The 1986 season was remarkable for North American cycling. The road and track World Championships were held in the United States. And a U.S.-based squad sponsored by an American convenience store chain competed in the Tour de France and it featured a 25-year-old rider who pedaled into Canadian history.
Alex Stieda wasn’t Canada’s most internationally prominent cyclist. The country’s champions date more than 100 years to riders like versatile track specialist Walter Andrews who competed in six events and claimed a bronze men’s in the pursuit in the 1908 Olympics.
But Stieda, inspired by countryman Ron Hayman who rode for 7-Eleven five years earlier, brought Canada’s cycling success to a new level. He became the first Canadian and first North American to wear the Tour de France race leader’s yellow jersey after the second stage.

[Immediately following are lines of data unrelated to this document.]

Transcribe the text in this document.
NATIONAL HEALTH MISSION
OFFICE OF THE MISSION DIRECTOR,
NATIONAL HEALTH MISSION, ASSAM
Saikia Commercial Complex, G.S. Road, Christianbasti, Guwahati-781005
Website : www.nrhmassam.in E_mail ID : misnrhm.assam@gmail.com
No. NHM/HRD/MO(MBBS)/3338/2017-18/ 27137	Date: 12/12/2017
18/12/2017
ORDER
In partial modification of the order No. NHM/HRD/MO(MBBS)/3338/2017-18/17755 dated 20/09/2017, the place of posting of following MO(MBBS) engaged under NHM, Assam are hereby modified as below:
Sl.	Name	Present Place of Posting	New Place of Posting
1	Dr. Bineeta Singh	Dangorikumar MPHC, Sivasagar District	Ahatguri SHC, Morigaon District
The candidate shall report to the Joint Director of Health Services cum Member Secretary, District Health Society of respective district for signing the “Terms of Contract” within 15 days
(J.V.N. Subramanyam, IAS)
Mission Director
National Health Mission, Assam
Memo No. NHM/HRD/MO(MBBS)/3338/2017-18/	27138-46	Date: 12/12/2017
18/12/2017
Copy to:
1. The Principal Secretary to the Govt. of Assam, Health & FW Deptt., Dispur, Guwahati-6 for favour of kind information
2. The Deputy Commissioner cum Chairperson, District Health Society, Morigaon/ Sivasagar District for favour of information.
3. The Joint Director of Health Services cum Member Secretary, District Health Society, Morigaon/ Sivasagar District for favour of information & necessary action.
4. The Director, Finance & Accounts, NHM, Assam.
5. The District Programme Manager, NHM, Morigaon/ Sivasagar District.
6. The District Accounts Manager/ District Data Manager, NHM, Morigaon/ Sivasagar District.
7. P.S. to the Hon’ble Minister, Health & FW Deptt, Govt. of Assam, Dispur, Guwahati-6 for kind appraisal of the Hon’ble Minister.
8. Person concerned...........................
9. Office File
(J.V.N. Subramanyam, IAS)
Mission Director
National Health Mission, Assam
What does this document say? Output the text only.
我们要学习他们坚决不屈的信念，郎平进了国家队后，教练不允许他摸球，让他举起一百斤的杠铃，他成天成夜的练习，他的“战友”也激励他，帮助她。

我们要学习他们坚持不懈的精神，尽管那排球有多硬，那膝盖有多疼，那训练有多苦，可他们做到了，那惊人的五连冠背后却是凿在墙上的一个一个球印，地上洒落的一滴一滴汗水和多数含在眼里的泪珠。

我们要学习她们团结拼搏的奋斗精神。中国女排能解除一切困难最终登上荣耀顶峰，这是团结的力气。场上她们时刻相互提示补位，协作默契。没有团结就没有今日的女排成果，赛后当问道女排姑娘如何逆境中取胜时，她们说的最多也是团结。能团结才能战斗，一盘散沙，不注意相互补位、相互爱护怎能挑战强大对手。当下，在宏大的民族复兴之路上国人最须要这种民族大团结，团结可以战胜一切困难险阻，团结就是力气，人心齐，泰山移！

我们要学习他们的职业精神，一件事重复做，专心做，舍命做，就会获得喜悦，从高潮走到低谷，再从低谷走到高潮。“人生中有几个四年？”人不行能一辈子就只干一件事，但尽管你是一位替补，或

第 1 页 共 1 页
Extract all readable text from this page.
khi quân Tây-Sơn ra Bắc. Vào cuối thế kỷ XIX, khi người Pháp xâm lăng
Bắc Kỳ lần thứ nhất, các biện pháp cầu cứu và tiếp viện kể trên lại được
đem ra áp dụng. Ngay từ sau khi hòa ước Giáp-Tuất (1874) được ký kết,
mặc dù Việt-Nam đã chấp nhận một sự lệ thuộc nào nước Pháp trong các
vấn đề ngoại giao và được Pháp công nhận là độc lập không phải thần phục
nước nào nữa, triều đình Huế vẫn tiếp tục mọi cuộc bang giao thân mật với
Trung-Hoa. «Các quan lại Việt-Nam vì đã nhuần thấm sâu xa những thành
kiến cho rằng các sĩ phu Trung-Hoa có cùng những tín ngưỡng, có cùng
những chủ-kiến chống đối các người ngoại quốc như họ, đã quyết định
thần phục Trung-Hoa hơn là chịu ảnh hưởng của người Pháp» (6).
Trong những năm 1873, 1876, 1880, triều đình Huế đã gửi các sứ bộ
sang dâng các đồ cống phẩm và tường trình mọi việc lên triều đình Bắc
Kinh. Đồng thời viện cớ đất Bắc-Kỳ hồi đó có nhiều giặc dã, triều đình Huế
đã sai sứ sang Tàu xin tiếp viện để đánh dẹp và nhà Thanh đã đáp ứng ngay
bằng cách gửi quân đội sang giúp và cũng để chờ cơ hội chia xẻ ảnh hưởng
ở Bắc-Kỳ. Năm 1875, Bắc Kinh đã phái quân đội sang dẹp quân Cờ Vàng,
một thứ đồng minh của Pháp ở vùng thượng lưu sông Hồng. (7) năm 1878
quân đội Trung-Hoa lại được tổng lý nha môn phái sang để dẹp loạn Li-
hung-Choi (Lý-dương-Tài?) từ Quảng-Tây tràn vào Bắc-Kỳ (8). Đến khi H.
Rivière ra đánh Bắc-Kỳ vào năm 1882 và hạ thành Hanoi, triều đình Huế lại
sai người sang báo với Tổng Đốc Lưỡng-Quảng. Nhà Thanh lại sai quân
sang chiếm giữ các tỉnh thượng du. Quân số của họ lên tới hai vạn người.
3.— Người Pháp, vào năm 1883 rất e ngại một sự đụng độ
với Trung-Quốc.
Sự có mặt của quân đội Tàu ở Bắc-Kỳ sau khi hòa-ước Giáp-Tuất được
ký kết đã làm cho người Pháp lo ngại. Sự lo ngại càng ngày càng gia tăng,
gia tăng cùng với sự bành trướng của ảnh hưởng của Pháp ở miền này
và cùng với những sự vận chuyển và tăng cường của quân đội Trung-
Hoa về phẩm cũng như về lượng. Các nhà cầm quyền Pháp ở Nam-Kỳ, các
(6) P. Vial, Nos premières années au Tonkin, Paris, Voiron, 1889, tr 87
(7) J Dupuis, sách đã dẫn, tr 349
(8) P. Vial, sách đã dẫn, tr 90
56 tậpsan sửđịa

The inaugural Tour of Alberta, buoyed by the success of Canada’s two Pro Tour road races, and Stieda’s iconic ride, further elevates the country’s cycling prominence. The race will debut 25 years after Steve Bauer became the first Canadian to win a Tour de France stage.
The 15-team, 120-rider field will include young Canadian pros still transitioning into cycling from other sports and veteran riders with vast international experience and whose careers are waning.
Stieda’s Tour de France race lead ended a few hours later in the stage 3 team time trial. But his accomplishment served as a launching ramp for the sometimes sporadic, sometimes steady and now nearly meteoric success among Canadians in the pro peloton.
“Canadian cycling has really grown within the last 20 years, especially since I’ve been a professional,” said Ryder Hesjedal (Garmin-Sharp) won the 2012 Tour of Italy. “When I was growing up, there were only a few names. Steve Bauer and Alex Stieda blazed the trails. For me, I started mountain biking but races like the Giro (Tour of Italy) and Tour de France were the epic quests.”
Hesjedal’s victory at the Tour of Italy greatly enhanced Canadian cycling’s history. He was the country’s first Grand Tour winner, and the feat drew wide acclaim.
Stephen Harper, the Canadian Prime Minister called Hesjedal’s triumph a defining moment in sport. “This remarkable win in one of bicycle racing’s most grueling competitions is a testimony to Mr. Hesjedal’s training, endurance, skill and competitive spirit.”
Christy Clark, the British Columbia premier, added: “For a British Columbian to have done this is amazing. I know this is going to go down as one of the great Canadian accomplishments ever in sport.”
Hesjedal, who has completed the Tour of Italy twice and the Tour de France six times, will lead the Garmin-Sharp in the Tour of Alberta. The Colorado-based team is among 10 competing teams featuring Canadian riders.
“I hope my win at the Giro d’italia can continue to inspire a new generation of cyclists,” said Hesjedal. “We’re definitely getting stronger as a nation and I’m glad to be part of that movement.”
The Tour of Alberta will afford the new generation of Canadian riders six days of racing on an estimated 900-kilometer route from Edmonton to Calgary.
The peloton is expected to feature many of the sport’s best, including four-time Tour de France stage winner Peter Sagan (Cannondale) of Slovakia, the world’s No. 2-ranked rider. Six teams that competed in the 2013 Tour de France are entered and the field will include national titlists from numerous countries.
Canadian Michael Woods, the former hockey player-turned-runner-turned pro cyclist is among the new generation of competing riders. Woods, 26, join the UCI Continental Garneau-Quebecor team this season.
“People often are not aware of how much a team sport cycling is,” said Woods, who finished 11th in the road race at the Canadian National Championship and 9th overall at the Tour de Beauce in Quebec. “But much like hockey, every rider, particularly at the pro level, plays a role.
“Although one person may garner individual glory through winning a race, or scoring a goal, it is impossible to win a high level stage race, or score a goal without that team support.”
The Tour of Alberta’s contingent of Canadians couldn’t be more diverse. The country’s national team will feature emerging pros. Rosters from teams registered in the U.S., the Netherlands, China, Italy and Australia will include riders from Canada.